Department: Member & Provider Advocacy Operations Location: Plano, TX or Remote

Basic Functions:

The Advocacy Operations Resolution Advocate, II is a vital role in ensuring service excellence to Payer Compass clients and their members. The Resolution Advocate, II’s primary responsibility is to investigate and resolve balance billing issues for members who have received health care services and Health Plan benefits have been administered. This position requires the ability to act independently within the scope of assigned duties and responsibilities and within established policies and guidelines. A key factor in the success of the Resolution Advocate, II role is the ability to educate members on Health Plan reimbursement methodology, and patient liability vs. balance billing when required. All job functions will be completed using approved policies and procedures, and system design and technical documentation for all Payer Compass systems and product offerings.

Payer Compass operates within multiple proprietary systems and multiple product offerings. This includes Avedon, Visium™, Compass Connect, and Innovate360. The Advocacy Operations Auditor will support systems design, test implementations, system migration, and new product offerings as needed.
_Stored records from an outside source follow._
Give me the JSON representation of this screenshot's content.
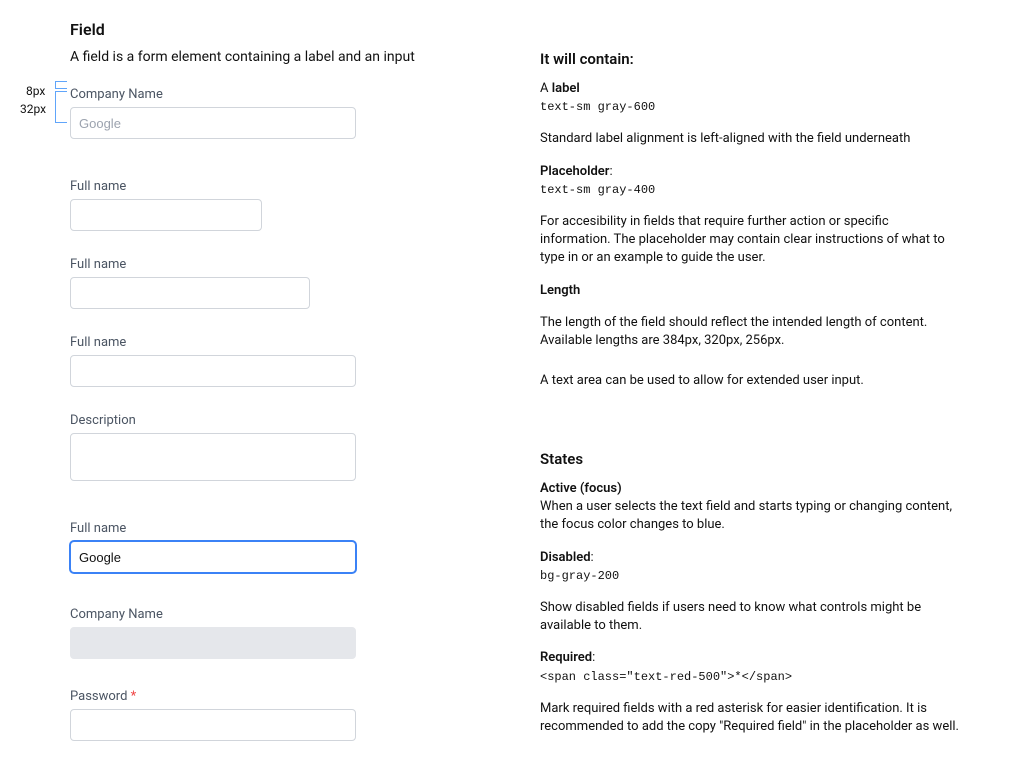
{
  "title": "Field",
  "lead": "A field is a form element containing a label and an input",
  "annotations": {
    "eight": "8px",
    "thirtytwo": "32px"
  },
  "fields": {
    "company1": {
      "label": "Company Name",
      "placeholder": "Google"
    },
    "full1": {
      "label": "Full name"
    },
    "full2": {
      "label": "Full name"
    },
    "full3": {
      "label": "Full name"
    },
    "description": {
      "label": "Description"
    },
    "focused": {
      "label": "Full name",
      "value": "Google"
    },
    "disabled": {
      "label": "Company Name"
    },
    "password": {
      "label": "Password",
      "star": " *"
    }
  },
  "contain": {
    "heading": "It will contain:",
    "label_title_a": "A ",
    "label_title_b": "label",
    "label_code": "text-sm gray-600",
    "label_desc": "Standard label alignment is left-aligned with the field underneath",
    "ph_title": "Placeholder",
    "ph_colon": ":",
    "ph_code": "text-sm gray-400",
    "ph_desc": "For accesibility in fields that require further action or specific information. The placeholder may contain clear instructions of what to type in or an example to guide the user.",
    "len_title": "Length",
    "len_desc": "The length of the field should reflect the intended length of content. Available lengths are 384px, 320px, 256px.",
    "textarea_desc": "A text area can be used to allow for extended user input."
  },
  "states": {
    "heading": "States",
    "active_title": "Active (focus)",
    "active_desc": "When a user selects the text field and starts typing or changing content, the focus color changes to blue.",
    "disabled_title": "Disabled",
    "disabled_colon": ":",
    "disabled_code": "bg-gray-200",
    "disabled_desc": "Show disabled fields if users need to know what controls might be available to them.",
    "required_title": "Required",
    "required_colon": ":",
    "required_code": "<span class=\"text-red-500\">*</span>",
    "required_desc": "Mark required fields with a red asterisk for easier identification. It is recommended to add the copy \"Required field\" in the placeholder as well."
  }
}
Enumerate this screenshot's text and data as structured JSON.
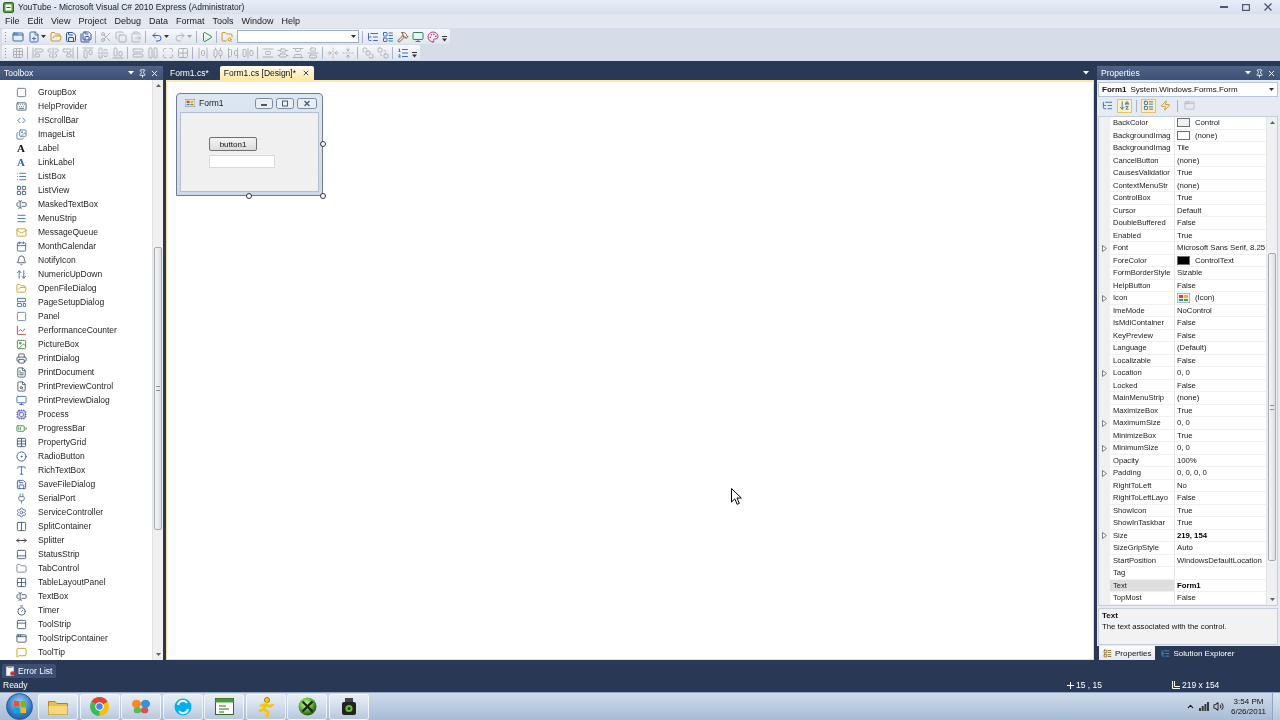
{
  "window": {
    "title": "YouTube - Microsoft Visual C# 2010 Express (Administrator)"
  },
  "menu": [
    "File",
    "Edit",
    "View",
    "Project",
    "Debug",
    "Data",
    "Format",
    "Tools",
    "Window",
    "Help"
  ],
  "toolbars": [
    {
      "groups": [
        [
          {
            "kind": "button",
            "disabled": false
          },
          {
            "kind": "split",
            "disabled": false
          },
          {
            "kind": "button",
            "disabled": false
          },
          {
            "kind": "button",
            "disabled": false
          },
          {
            "kind": "button",
            "disabled": false
          }
        ],
        [
          {
            "kind": "button",
            "disabled": true
          },
          {
            "kind": "button",
            "disabled": true
          },
          {
            "kind": "button",
            "disabled": true
          }
        ],
        [
          {
            "kind": "split",
            "disabled": false
          },
          {
            "kind": "split",
            "disabled": true
          }
        ],
        [
          {
            "kind": "button",
            "disabled": false
          }
        ],
        [
          {
            "kind": "button",
            "disabled": false
          },
          {
            "kind": "combo",
            "disabled": false
          }
        ],
        [
          {
            "kind": "button",
            "disabled": false
          },
          {
            "kind": "button",
            "disabled": false
          },
          {
            "kind": "button",
            "disabled": false
          },
          {
            "kind": "button",
            "disabled": false
          },
          {
            "kind": "button",
            "disabled": false
          },
          {
            "kind": "overflow",
            "disabled": false
          }
        ]
      ]
    },
    {
      "groups": [
        [
          {
            "kind": "button",
            "disabled": true
          }
        ],
        [
          {
            "kind": "button",
            "disabled": true
          },
          {
            "kind": "button",
            "disabled": true
          },
          {
            "kind": "button",
            "disabled": true
          }
        ],
        [
          {
            "kind": "button",
            "disabled": true
          },
          {
            "kind": "button",
            "disabled": true
          },
          {
            "kind": "button",
            "disabled": true
          }
        ],
        [
          {
            "kind": "button",
            "disabled": true
          },
          {
            "kind": "button",
            "disabled": true
          },
          {
            "kind": "button",
            "disabled": true
          },
          {
            "kind": "button",
            "disabled": true
          }
        ],
        [
          {
            "kind": "button",
            "disabled": true
          },
          {
            "kind": "button",
            "disabled": true
          },
          {
            "kind": "button",
            "disabled": true
          },
          {
            "kind": "button",
            "disabled": true
          }
        ],
        [
          {
            "kind": "button",
            "disabled": true
          },
          {
            "kind": "button",
            "disabled": true
          },
          {
            "kind": "button",
            "disabled": true
          },
          {
            "kind": "button",
            "disabled": true
          }
        ],
        [
          {
            "kind": "button",
            "disabled": true
          },
          {
            "kind": "button",
            "disabled": true
          }
        ],
        [
          {
            "kind": "button",
            "disabled": true
          },
          {
            "kind": "button",
            "disabled": true
          }
        ],
        [
          {
            "kind": "button",
            "disabled": false
          },
          {
            "kind": "overflow",
            "disabled": false
          }
        ]
      ]
    }
  ],
  "toolbox": {
    "title": "Toolbox",
    "items": [
      {
        "label": "GroupBox"
      },
      {
        "label": "HelpProvider"
      },
      {
        "label": "HScrollBar"
      },
      {
        "label": "ImageList"
      },
      {
        "label": "Label",
        "glyph": "A"
      },
      {
        "label": "LinkLabel",
        "glyph": "A"
      },
      {
        "label": "ListBox"
      },
      {
        "label": "ListView"
      },
      {
        "label": "MaskedTextBox"
      },
      {
        "label": "MenuStrip"
      },
      {
        "label": "MessageQueue"
      },
      {
        "label": "MonthCalendar"
      },
      {
        "label": "NotifyIcon"
      },
      {
        "label": "NumericUpDown"
      },
      {
        "label": "OpenFileDialog"
      },
      {
        "label": "PageSetupDialog"
      },
      {
        "label": "Panel"
      },
      {
        "label": "PerformanceCounter"
      },
      {
        "label": "PictureBox"
      },
      {
        "label": "PrintDialog"
      },
      {
        "label": "PrintDocument"
      },
      {
        "label": "PrintPreviewControl"
      },
      {
        "label": "PrintPreviewDialog"
      },
      {
        "label": "Process"
      },
      {
        "label": "ProgressBar"
      },
      {
        "label": "PropertyGrid"
      },
      {
        "label": "RadioButton"
      },
      {
        "label": "RichTextBox"
      },
      {
        "label": "SaveFileDialog"
      },
      {
        "label": "SerialPort"
      },
      {
        "label": "ServiceController"
      },
      {
        "label": "SplitContainer"
      },
      {
        "label": "Splitter"
      },
      {
        "label": "StatusStrip"
      },
      {
        "label": "TabControl"
      },
      {
        "label": "TableLayoutPanel"
      },
      {
        "label": "TextBox"
      },
      {
        "label": "Timer"
      },
      {
        "label": "ToolStrip"
      },
      {
        "label": "ToolStripContainer"
      },
      {
        "label": "ToolTip"
      }
    ]
  },
  "documents": {
    "tabs": [
      {
        "label": "Form1.cs*",
        "selected": false
      },
      {
        "label": "Form1.cs [Design]*",
        "selected": true
      }
    ]
  },
  "designer": {
    "form": {
      "title": "Form1",
      "controls": [
        {
          "kind": "button",
          "label": "button1"
        },
        {
          "kind": "textbox"
        }
      ]
    }
  },
  "properties": {
    "title": "Properties",
    "object": {
      "name": "Form1",
      "type": "System.Windows.Forms.Form"
    },
    "toolbar": [
      [
        {
          "selected": false,
          "disabled": false
        },
        {
          "selected": true,
          "disabled": false
        }
      ],
      [
        {
          "selected": true,
          "disabled": false
        },
        {
          "selected": false,
          "disabled": false
        }
      ],
      [
        {
          "selected": false,
          "disabled": true
        }
      ]
    ],
    "rows": [
      {
        "name": "BackColor",
        "value": "Control",
        "kind": "color",
        "color": "#f0f0f0",
        "expandable": false,
        "modified": false,
        "selected": false
      },
      {
        "name": "BackgroundImag",
        "value": "(none)",
        "kind": "blank",
        "expandable": false,
        "modified": false,
        "selected": false
      },
      {
        "name": "BackgroundImag",
        "value": "Tile",
        "kind": "text",
        "expandable": false,
        "modified": false,
        "selected": false
      },
      {
        "name": "CancelButton",
        "value": "(none)",
        "kind": "text",
        "expandable": false,
        "modified": false,
        "selected": false
      },
      {
        "name": "CausesValidatior",
        "value": "True",
        "kind": "text",
        "expandable": false,
        "modified": false,
        "selected": false
      },
      {
        "name": "ContextMenuStr",
        "value": "(none)",
        "kind": "text",
        "expandable": false,
        "modified": false,
        "selected": false
      },
      {
        "name": "ControlBox",
        "value": "True",
        "kind": "text",
        "expandable": false,
        "modified": false,
        "selected": false
      },
      {
        "name": "Cursor",
        "value": "Default",
        "kind": "text",
        "expandable": false,
        "modified": false,
        "selected": false
      },
      {
        "name": "DoubleBuffered",
        "value": "False",
        "kind": "text",
        "expandable": false,
        "modified": false,
        "selected": false
      },
      {
        "name": "Enabled",
        "value": "True",
        "kind": "text",
        "expandable": false,
        "modified": false,
        "selected": false
      },
      {
        "name": "Font",
        "value": "Microsoft Sans Serif, 8.25",
        "kind": "text",
        "expandable": true,
        "modified": false,
        "selected": false
      },
      {
        "name": "ForeColor",
        "value": "ControlText",
        "kind": "color",
        "color": "#000000",
        "expandable": false,
        "modified": false,
        "selected": false
      },
      {
        "name": "FormBorderStyle",
        "value": "Sizable",
        "kind": "text",
        "expandable": false,
        "modified": false,
        "selected": false
      },
      {
        "name": "HelpButton",
        "value": "False",
        "kind": "text",
        "expandable": false,
        "modified": false,
        "selected": false
      },
      {
        "name": "Icon",
        "value": "(Icon)",
        "kind": "image",
        "expandable": true,
        "modified": false,
        "selected": false
      },
      {
        "name": "ImeMode",
        "value": "NoControl",
        "kind": "text",
        "expandable": false,
        "modified": false,
        "selected": false
      },
      {
        "name": "IsMdiContainer",
        "value": "False",
        "kind": "text",
        "expandable": false,
        "modified": false,
        "selected": false
      },
      {
        "name": "KeyPreview",
        "value": "False",
        "kind": "text",
        "expandable": false,
        "modified": false,
        "selected": false
      },
      {
        "name": "Language",
        "value": "(Default)",
        "kind": "text",
        "expandable": false,
        "modified": false,
        "selected": false
      },
      {
        "name": "Localizable",
        "value": "False",
        "kind": "text",
        "expandable": false,
        "modified": false,
        "selected": false
      },
      {
        "name": "Location",
        "value": "0, 0",
        "kind": "text",
        "expandable": true,
        "modified": false,
        "selected": false
      },
      {
        "name": "Locked",
        "value": "False",
        "kind": "text",
        "expandable": false,
        "modified": false,
        "selected": false
      },
      {
        "name": "MainMenuStrip",
        "value": "(none)",
        "kind": "text",
        "expandable": false,
        "modified": false,
        "selected": false
      },
      {
        "name": "MaximizeBox",
        "value": "True",
        "kind": "text",
        "expandable": false,
        "modified": false,
        "selected": false
      },
      {
        "name": "MaximumSize",
        "value": "0, 0",
        "kind": "text",
        "expandable": true,
        "modified": false,
        "selected": false
      },
      {
        "name": "MinimizeBox",
        "value": "True",
        "kind": "text",
        "expandable": false,
        "modified": false,
        "selected": false
      },
      {
        "name": "MinimumSize",
        "value": "0, 0",
        "kind": "text",
        "expandable": true,
        "modified": false,
        "selected": false
      },
      {
        "name": "Opacity",
        "value": "100%",
        "kind": "text",
        "expandable": false,
        "modified": false,
        "selected": false
      },
      {
        "name": "Padding",
        "value": "0, 0, 0, 0",
        "kind": "text",
        "expandable": true,
        "modified": false,
        "selected": false
      },
      {
        "name": "RightToLeft",
        "value": "No",
        "kind": "text",
        "expandable": false,
        "modified": false,
        "selected": false
      },
      {
        "name": "RightToLeftLayo",
        "value": "False",
        "kind": "text",
        "expandable": false,
        "modified": false,
        "selected": false
      },
      {
        "name": "ShowIcon",
        "value": "True",
        "kind": "text",
        "expandable": false,
        "modified": false,
        "selected": false
      },
      {
        "name": "ShowInTaskbar",
        "value": "True",
        "kind": "text",
        "expandable": false,
        "modified": false,
        "selected": false
      },
      {
        "name": "Size",
        "value": "219, 154",
        "kind": "text",
        "expandable": true,
        "modified": true,
        "selected": false
      },
      {
        "name": "SizeGripStyle",
        "value": "Auto",
        "kind": "text",
        "expandable": false,
        "modified": false,
        "selected": false
      },
      {
        "name": "StartPosition",
        "value": "WindowsDefaultLocation",
        "kind": "text",
        "expandable": false,
        "modified": false,
        "selected": false
      },
      {
        "name": "Tag",
        "kind": "text",
        "expandable": false,
        "selected": false
      },
      {
        "name": "Text",
        "value": "Form1",
        "kind": "text",
        "expandable": false,
        "modified": true,
        "selected": true
      },
      {
        "name": "TopMost",
        "value": "False",
        "kind": "text",
        "expandable": false,
        "modified": false,
        "selected": false
      }
    ],
    "description": {
      "title": "Text",
      "text": "The text associated with the control."
    },
    "tabs": [
      {
        "label": "Properties",
        "selected": true
      },
      {
        "label": "Solution Explorer",
        "selected": false
      }
    ]
  },
  "error_list": {
    "label": "Error List"
  },
  "status_bar": {
    "text": "Ready",
    "position": "15 , 15",
    "size": "219 x 154"
  },
  "taskbar": {
    "clock": {
      "time": "3:54 PM",
      "date": "6/26/2011"
    }
  }
}
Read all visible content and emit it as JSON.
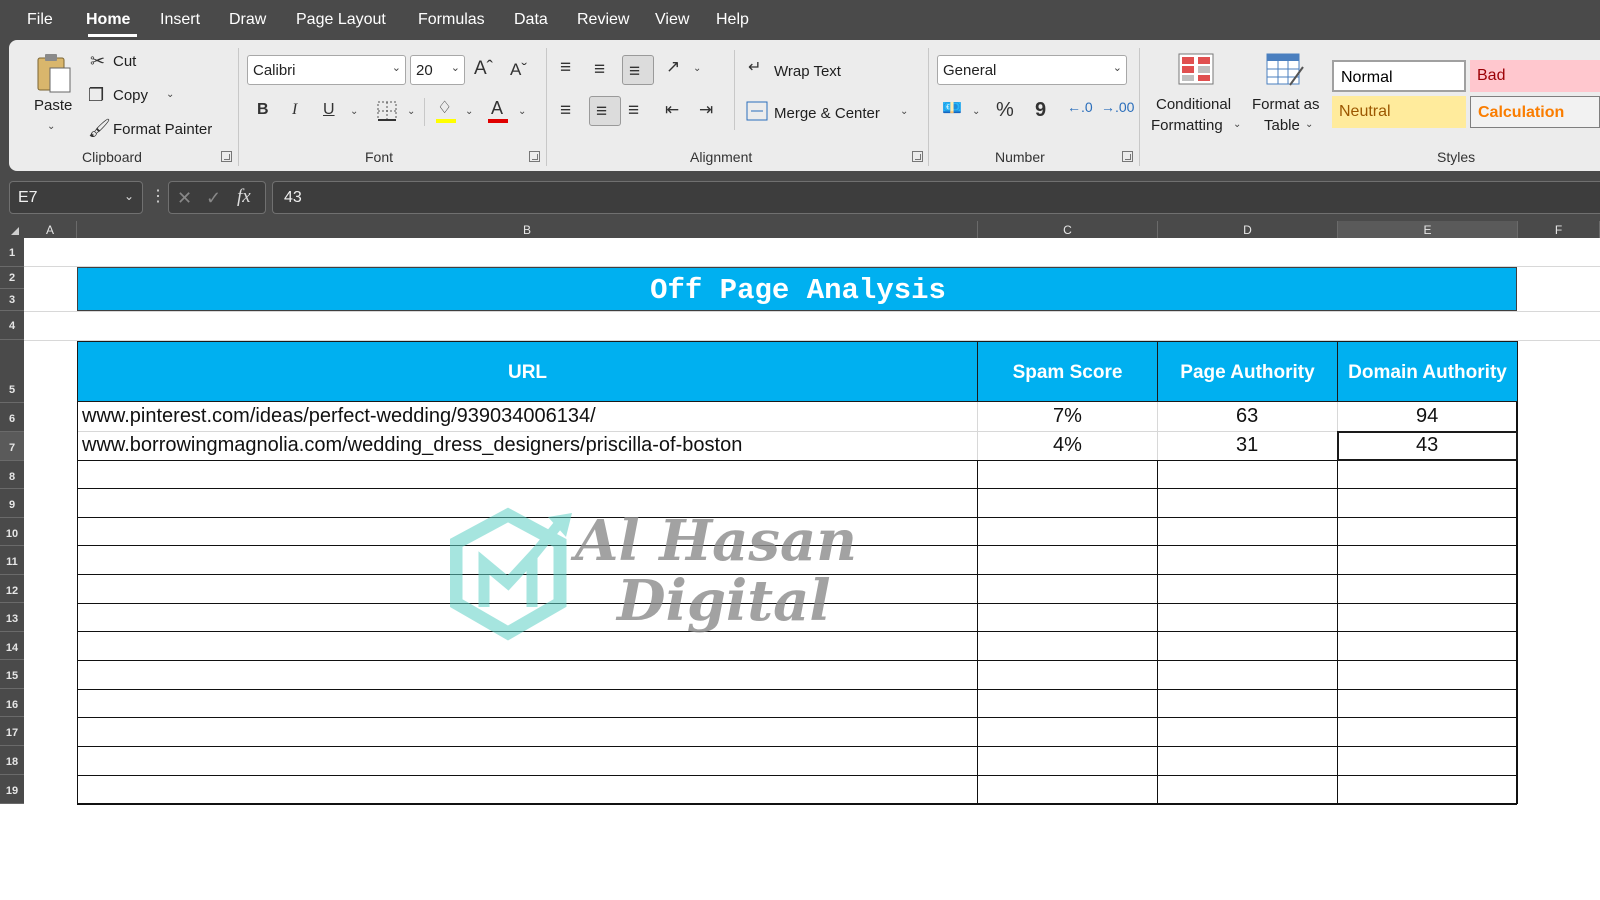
{
  "menu": {
    "items": [
      "File",
      "Home",
      "Insert",
      "Draw",
      "Page Layout",
      "Formulas",
      "Data",
      "Review",
      "View",
      "Help"
    ],
    "active": "Home"
  },
  "ribbon": {
    "clipboard": {
      "paste": "Paste",
      "cut": "Cut",
      "copy": "Copy",
      "format_painter": "Format Painter",
      "label": "Clipboard"
    },
    "font": {
      "name": "Calibri",
      "size": "20",
      "bold": "B",
      "italic": "I",
      "underline": "U",
      "label": "Font"
    },
    "alignment": {
      "wrap_text": "Wrap Text",
      "merge_center": "Merge & Center",
      "label": "Alignment"
    },
    "number": {
      "format": "General",
      "percent": "%",
      "comma": "9",
      "label": "Number"
    },
    "styles": {
      "conditional_formatting_1": "Conditional",
      "conditional_formatting_2": "Formatting",
      "format_as_table_1": "Format as",
      "format_as_table_2": "Table",
      "normal": "Normal",
      "bad": "Bad",
      "neutral": "Neutral",
      "calculation": "Calculation",
      "label": "Styles"
    }
  },
  "formula_bar": {
    "cell_ref": "E7",
    "fx": "fx",
    "value": "43"
  },
  "columns": [
    "A",
    "B",
    "C",
    "D",
    "E",
    "F"
  ],
  "rows": [
    "1",
    "2",
    "3",
    "4",
    "5",
    "6",
    "7",
    "8",
    "9",
    "10",
    "11",
    "12",
    "13",
    "14",
    "15",
    "16",
    "17",
    "18",
    "19"
  ],
  "sheet": {
    "title": "Off Page Analysis",
    "headers": {
      "url": "URL",
      "spam": "Spam Score",
      "pa": "Page Authority",
      "da": "Domain Authority"
    },
    "data_rows": [
      {
        "url": "www.pinterest.com/ideas/perfect-wedding/939034006134/",
        "spam": "7%",
        "pa": "63",
        "da": "94"
      },
      {
        "url": "www.borrowingmagnolia.com/wedding_dress_designers/priscilla-of-boston",
        "spam": "4%",
        "pa": "31",
        "da": "43"
      }
    ]
  },
  "watermark": {
    "line1": "Al Hasan",
    "line2": "Digital"
  },
  "colors": {
    "header_blue": "#00b0f0",
    "ribbon": "#ececec",
    "chrome": "#4a4a4a"
  }
}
  • Research and respond to inquiries (including calls, faxes, or self-service submissions) from Health Plan members and providers regarding balance bills.
  • Independently determine the appropriate action to resolve inquiries and balance billing tasks within established service level indicators in adherence to policies, procedures, protocol, and workflow.
  • Make outbound calls, respond to email or self-service submissions to Plan members regarding balance bills and take appropriate action to resolve.
  • Educate members on Health Plan and Plan payment methodology and member liability.
  • Generate correspondence ensuring it is free of spelling and grammatical errors.
  • Comply with HIPAA regulations and ensure confidentiality of calls, documents, and other sensitive information.
  • Properly document activity and calls in the appropriate Payer Compass system.
  • Serve as a liaison with Third Party Administration claims.
  • Maintain established performance standards (production, quality, and attendance).

Other Responsibilities as Assigned:

  • Special projects as assigned by the leadership team.
  • Miscellaneous office duties as assigned.
  • Back-up to other positions as assigned by the leadership team.

Education and Work Experience:

  • A minimum of 2 years of experience working in the Healthcare/Insurance Industry experience in patient advocacy, customer service, provider relations, or claims, or one year of satisfactory performance in a similar or equivalent Payer Compass role
  • A High School diploma or equivalent is required.  Associate or Bachelor’s Degree preferred, but not required.
  • Minimum of 2 years of experience working in production and fast-paced environment.

Knowledge, Skills and Key Competencies:

  • Self-driven, professional willing to take ownership of the role and the projects within a team environment.
  • Ability to be efficient with completing tasks in a timely manner and prioritizing projects according to urgency while meeting all goals and deadlines.
  • Strong attention to detail, time management and decision-making skills.
  • Professional demeanor
  • Demonstrated job stability
  • Exceptional customer service skills, both verbal and written.
  • MS Office proficiency, especially Excel
  • Office Equipment, faxes, copiers

Protects and maintains patient and institutional information in a confidential manner and in a secured environment. Ensures data access limitations through the use of password protection, read-only access, and other measures that protect the data from unauthorized or accidental access.